The situation had led some fishermen to voluntarily tie up their vessels to avoid landing catches that could crash prices further, the NFFO added.
Leading figures in the British fishing industry have asked the fish and chip industry to give British hake a try on their menu. The NFFO cites hake as the ‘most sustainable UK fishery’.
Laurence Hartwell, ex skipper has said “Despite the logistics issues many small inshore boats are continuing to fish – many by selling fish directly to customers or wet fish shops etc.
However, it is a different story for the bigger boats that target a much smaller number of species and make landings in tons of fish. This seems particularly so for the boats catching hake. The Cornish fleet of 15 MSC Certified hake boats are managing their trips and landings so as not to flood the markets at any one time – landing to Newlyn, Plymouth and Brixham. Prices have dropped – sometimes badly to around £1.50/kg (some boats even have to lease quota @50p/kg) but at that level with full crews and trips it is not payable.

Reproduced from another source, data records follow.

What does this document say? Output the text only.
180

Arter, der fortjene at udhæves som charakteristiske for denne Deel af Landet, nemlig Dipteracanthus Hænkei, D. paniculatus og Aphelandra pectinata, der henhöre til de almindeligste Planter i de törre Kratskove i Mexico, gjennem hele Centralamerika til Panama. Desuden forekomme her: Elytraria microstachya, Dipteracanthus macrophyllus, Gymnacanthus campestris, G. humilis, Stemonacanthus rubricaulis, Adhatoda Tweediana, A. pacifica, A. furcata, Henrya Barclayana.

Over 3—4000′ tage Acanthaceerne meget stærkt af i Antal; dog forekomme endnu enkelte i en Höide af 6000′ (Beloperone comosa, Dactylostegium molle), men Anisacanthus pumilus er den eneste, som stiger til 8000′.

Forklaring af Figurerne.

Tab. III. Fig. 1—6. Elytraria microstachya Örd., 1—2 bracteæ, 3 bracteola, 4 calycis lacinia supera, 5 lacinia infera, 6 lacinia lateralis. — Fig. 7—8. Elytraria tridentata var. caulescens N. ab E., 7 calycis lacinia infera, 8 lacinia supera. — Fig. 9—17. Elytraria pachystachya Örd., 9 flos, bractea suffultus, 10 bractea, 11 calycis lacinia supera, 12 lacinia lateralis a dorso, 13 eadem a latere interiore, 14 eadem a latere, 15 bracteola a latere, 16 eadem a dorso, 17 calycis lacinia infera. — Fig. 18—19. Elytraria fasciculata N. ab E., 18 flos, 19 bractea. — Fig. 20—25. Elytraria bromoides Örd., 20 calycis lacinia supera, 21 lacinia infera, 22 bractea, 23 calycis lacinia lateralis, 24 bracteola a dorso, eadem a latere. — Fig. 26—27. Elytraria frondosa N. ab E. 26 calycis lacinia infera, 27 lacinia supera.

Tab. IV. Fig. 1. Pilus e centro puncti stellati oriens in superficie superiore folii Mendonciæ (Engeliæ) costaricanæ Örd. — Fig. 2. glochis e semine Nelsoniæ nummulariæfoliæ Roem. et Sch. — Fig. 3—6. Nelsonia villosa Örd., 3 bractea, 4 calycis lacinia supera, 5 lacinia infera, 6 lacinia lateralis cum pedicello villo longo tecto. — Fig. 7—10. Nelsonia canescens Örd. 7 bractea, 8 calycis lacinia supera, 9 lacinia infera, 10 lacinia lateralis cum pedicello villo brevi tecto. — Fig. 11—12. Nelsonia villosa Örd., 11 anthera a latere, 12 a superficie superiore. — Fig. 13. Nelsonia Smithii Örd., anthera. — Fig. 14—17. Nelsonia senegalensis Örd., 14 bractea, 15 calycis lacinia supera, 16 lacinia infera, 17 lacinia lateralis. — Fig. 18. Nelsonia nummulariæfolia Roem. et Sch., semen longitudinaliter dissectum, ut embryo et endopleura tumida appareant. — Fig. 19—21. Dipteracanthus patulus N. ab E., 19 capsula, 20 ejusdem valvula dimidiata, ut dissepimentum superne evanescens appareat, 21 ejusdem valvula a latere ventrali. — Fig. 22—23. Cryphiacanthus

For the Scottish trawl fleet now catching hake (which was never a fish landed in any quantity until recent years) 10-15p/kg is not even worth letting go the ropes for!
Many fish and chip shops in Cornwall now have hake on their menus – which has helped move hake from an export only market to a growing UK outlet. One of my buyers pals now sells 80% of the hake he buys on Newlyn and Brixham into the UK – ten years ago he exported the same % to Spain – so things are changing. Chefs like Nathan Outlaw and Tom Aikens regularly push hake when they appear on progs like Masterchef or Saturday Kitchen.”